The separation was a temporary one, the spouses were reconciled without any court action between them, and payments from the state had ceased before the judgment order was obtained against the husband. To permit enforcement of the judgment now might jeopardize the reconciliation and take away money now needed by the husband to support his wife and child. The Court believes that Congress acted advisedly in fixing definite boundaries to the area in which nondischargeable child support payments may be found.

In the case of In re Cain, 29 B.R. 591 (Bkrtcy.N.D.Ind.1983), the judge felt that the equities in favor of the nondischargeability of support payments resulting from a paternity suit were so compelling that he permitted them to override the clear language of the statute. No such equities exist here.

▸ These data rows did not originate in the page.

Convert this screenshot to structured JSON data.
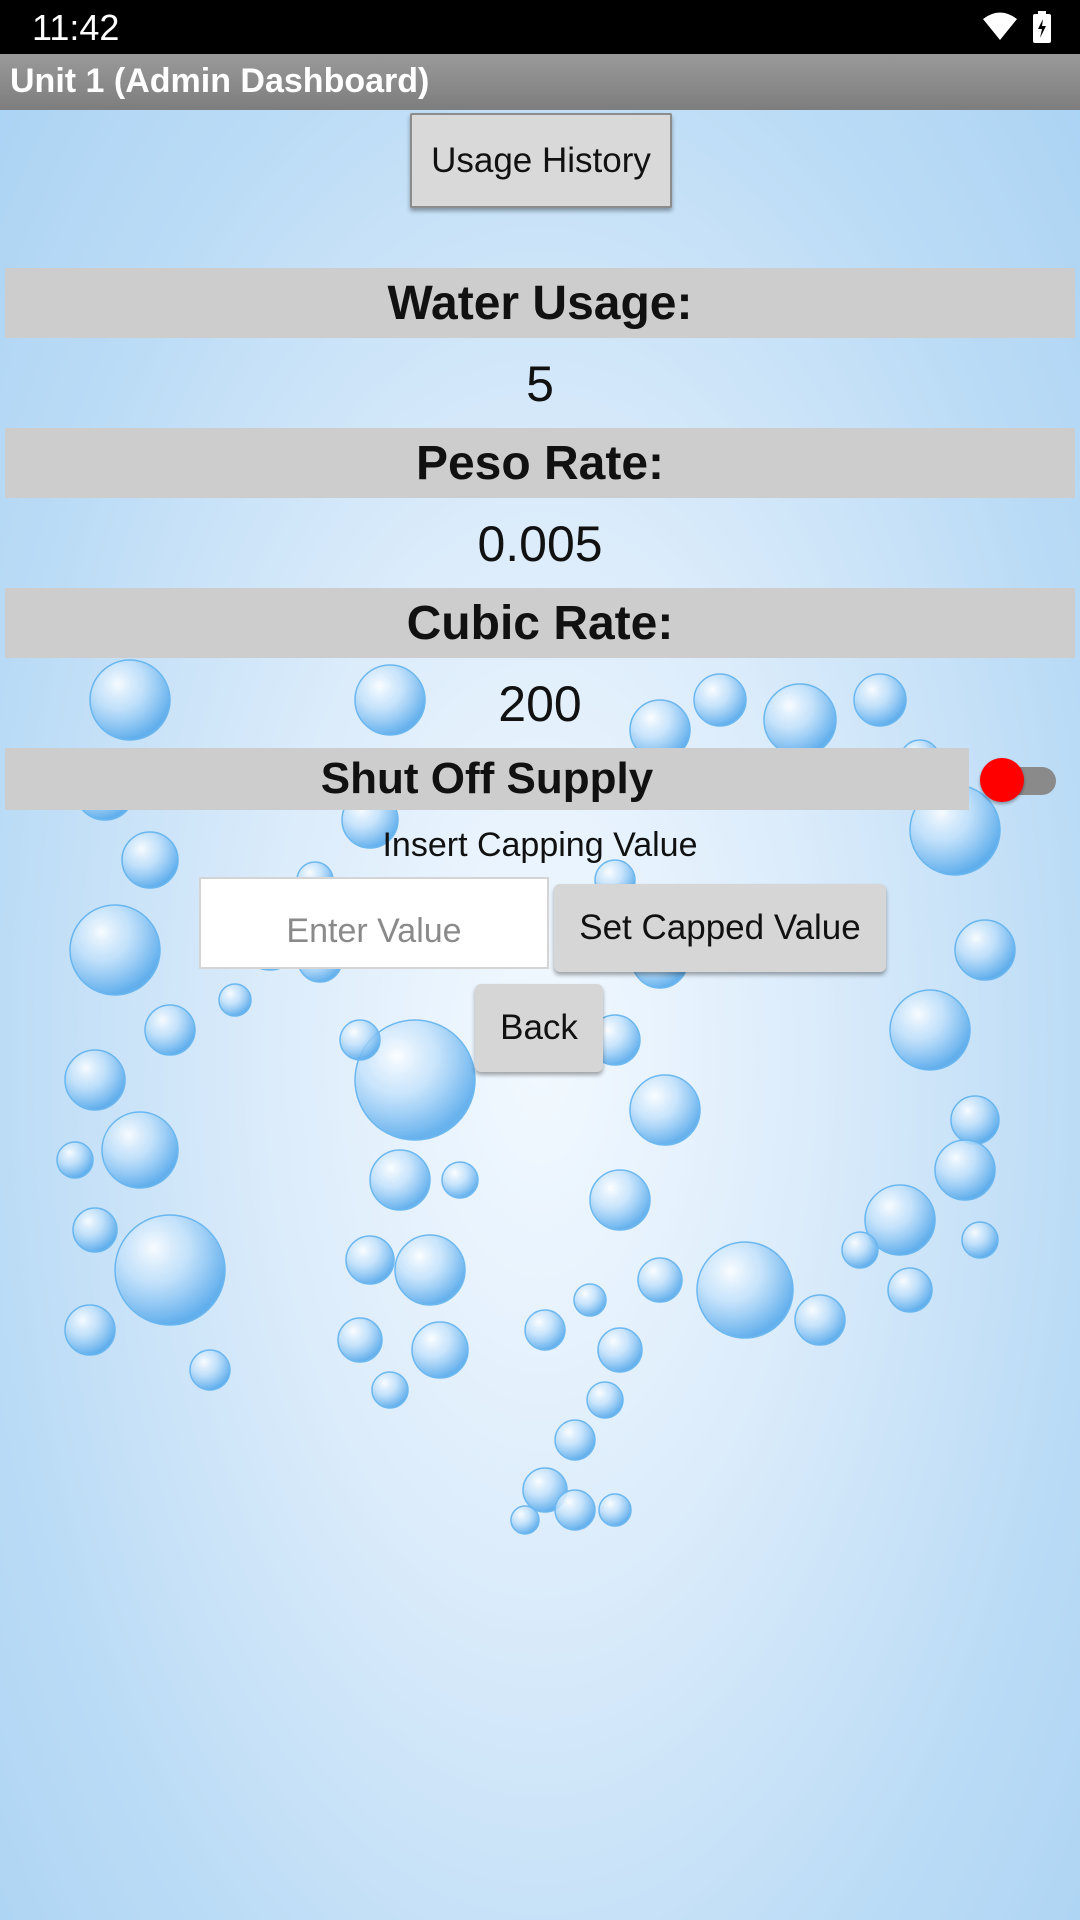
{
  "status_bar": {
    "time": "11:42",
    "icons": [
      "wifi-icon",
      "battery-icon"
    ]
  },
  "title_bar": {
    "title": "Unit 1 (Admin Dashboard)"
  },
  "usage_history_button": "Usage History",
  "water_usage": {
    "label": "Water Usage:",
    "value": "5"
  },
  "peso_rate": {
    "label": "Peso Rate:",
    "value": "0.005"
  },
  "cubic_rate": {
    "label": "Cubic Rate:",
    "value": "200"
  },
  "shut_off": {
    "label": "Shut Off Supply",
    "enabled": false,
    "toggle_color": "#ff0000"
  },
  "capping": {
    "label": "Insert Capping Value",
    "placeholder": "Enter Value",
    "set_button": "Set Capped Value"
  },
  "back_button": "Back",
  "colors": {
    "label_bg": "#cdcdcd",
    "title_bar": "#8a8a8a",
    "background": "#cfe6fb"
  }
}
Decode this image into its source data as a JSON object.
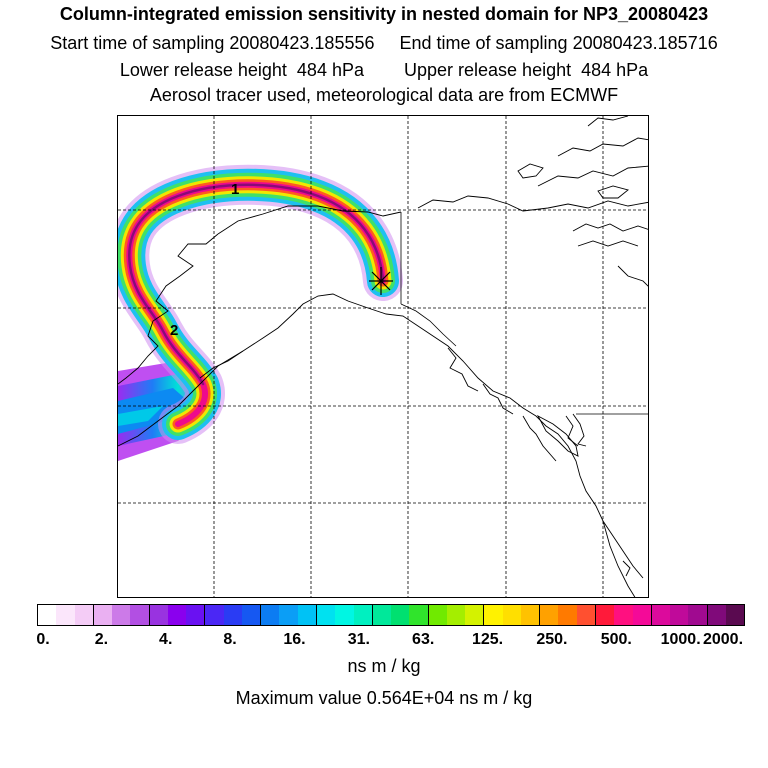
{
  "header": {
    "title": "Column-integrated emission sensitivity in nested domain for NP3_20080423",
    "line2": "Start time of sampling 20080423.185556     End time of sampling 20080423.185716",
    "line3": "Lower release height  484 hPa        Upper release height  484 hPa",
    "line4": "Aerosol tracer used, meteorological data are from ECMWF"
  },
  "map": {
    "labels": [
      {
        "name": "plume-label-1",
        "text": "1"
      },
      {
        "name": "plume-label-2",
        "text": "2"
      }
    ],
    "release_marker": "asterisk-marker"
  },
  "colorbar": {
    "ticks": [
      "0.",
      "2.",
      "4.",
      "8.",
      "16.",
      "31.",
      "63.",
      "125.",
      "250.",
      "500.",
      "1000.",
      "2000."
    ],
    "colors": [
      "#ffffff",
      "#fbe6fb",
      "#f4ccf6",
      "#eab0f2",
      "#cc7ae8",
      "#b24fe3",
      "#9933e0",
      "#8a00ee",
      "#6a11f2",
      "#4b27f5",
      "#2a3cf4",
      "#1658f2",
      "#0c7cf2",
      "#0b9ef6",
      "#00c2f5",
      "#00e1f0",
      "#00f6e3",
      "#00f0c0",
      "#00e89a",
      "#00e070",
      "#30e42c",
      "#70ea00",
      "#a4ee00",
      "#d4f200",
      "#fff200",
      "#ffdf00",
      "#ffc200",
      "#ffa100",
      "#ff7a00",
      "#ff5030",
      "#ff1a3a",
      "#ff1080",
      "#f40a98",
      "#dc0a9c",
      "#c00a9a",
      "#a00a90",
      "#800a7a",
      "#5a0a50"
    ],
    "units": "ns m / kg",
    "maximum": "Maximum value  0.564E+04 ns m / kg"
  }
}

The other reason for holding against the state is that there was no assignable obligation owed by the husband to the wife at the time she executed the assignment demanded of her. It was only several months after all the support had been furnished that the state obtained an order that the husband could have paid a total of $1,800.00 during the period of state support and ordering him to pay it to the state over a two-year period. This could not act to create retroactively an assignable obligation a year earlier.

Judgment shall be entered in favor of defendant holding the debt to plaintiff discharged.